Doing what I did (resulting in 500GB of blank space and a 3500GB ext4 partition) resulted in the installer saying “there’s 500GB of free space.” It ignored the 3500GB partition entirely, contrary to your expectation. I suppose it would have been able to delete it if I wanted.
Now it did call the 3500GB partition sdx1, and the three installed are sdx2, etc. rather than 1, 2, 3, but looking at the starting blocks I know that those three are first on the disk. (It’s not x, but what it is seems to partially depend on how many other things are plugged in at that particular boot, so consider x a variable.)
So what I am DDing is in fact smaller than the destination drive. My bigger concern is whether the boot record will still have them numbered funky or not. I’ll know in about an hour when the dd is done.
Playing with blkid, lsblk, efibootmgr -v (I tried it with -v a few minutes after my last comment) has been very educational.
I was even able to mount the EFI directory from the passport and go looking around…which means for once I anticipated a suggestion of yours.
Is there a particular reason to be renaming the grub files to boot files? Could we just tell the boot manager to use the grub files?

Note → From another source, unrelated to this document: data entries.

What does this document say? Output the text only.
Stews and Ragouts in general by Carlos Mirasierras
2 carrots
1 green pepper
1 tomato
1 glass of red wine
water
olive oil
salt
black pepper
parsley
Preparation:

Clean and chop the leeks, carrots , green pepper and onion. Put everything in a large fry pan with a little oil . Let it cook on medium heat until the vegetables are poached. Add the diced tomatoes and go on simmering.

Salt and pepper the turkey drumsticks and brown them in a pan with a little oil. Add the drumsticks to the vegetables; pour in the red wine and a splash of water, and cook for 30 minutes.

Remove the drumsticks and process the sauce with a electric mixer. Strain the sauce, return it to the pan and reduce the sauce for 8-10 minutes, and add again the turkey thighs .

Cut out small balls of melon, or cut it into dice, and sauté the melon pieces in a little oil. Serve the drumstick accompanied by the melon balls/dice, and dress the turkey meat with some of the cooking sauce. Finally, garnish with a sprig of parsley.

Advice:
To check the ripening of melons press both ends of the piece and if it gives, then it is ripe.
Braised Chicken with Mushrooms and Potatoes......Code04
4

i tried relabeling some of the entries in the efi boot manager, but relabeling wouldn’t take for some reason (unless you do something else other than "efibootmgr -v -b 000C -L Ubuntu [just to get ubuntu capitalized].
OK to recap: Once the DD is done, I’ll try putting the SSD into the efibootmgr list, making it second in the order. I’ll increase the delay, too (I already have). If it works, great…I boot into it and move those files. If I understand correctly that should be a permanent fix. If it doesn’t work I’ll experiment with recovering the old installation though it’s too doggone big to move permanently (so maybe it’s just as well it went non-bootable).
efibootmgr -v shows me:
0008 active “UEFI OS” points to a master boot record…which in the last couple of days I realized is very old stuff; this is probably there for backward compatibility.
000B is inactive and it’s the generic storage device (USB, from what you tell me)
000C is active “ubuntu”, it points to Ubuntu’s grub stuff, giving a full id and file path.
000D is active “UEFI OS” and points to Ubuntu’s boot stuff, giving a full id and file path.
000E is active, the samsung drive by name, apparently if it works (and I am not sure it does) it follows some sort of default.
Part of the reason I have been so frustrated with this menu is two totally different options are both labeled UEFI OS and only the latter of the two apparently would actually DO something. Ideally the one named Ubuntu would be called Ubuntu Grub (meaning it presents a menu) and the second one named UEFI OS would be labeled Ubuntu. But I can’t figure out how to change the labels, -b 000C -L doesn’t change it.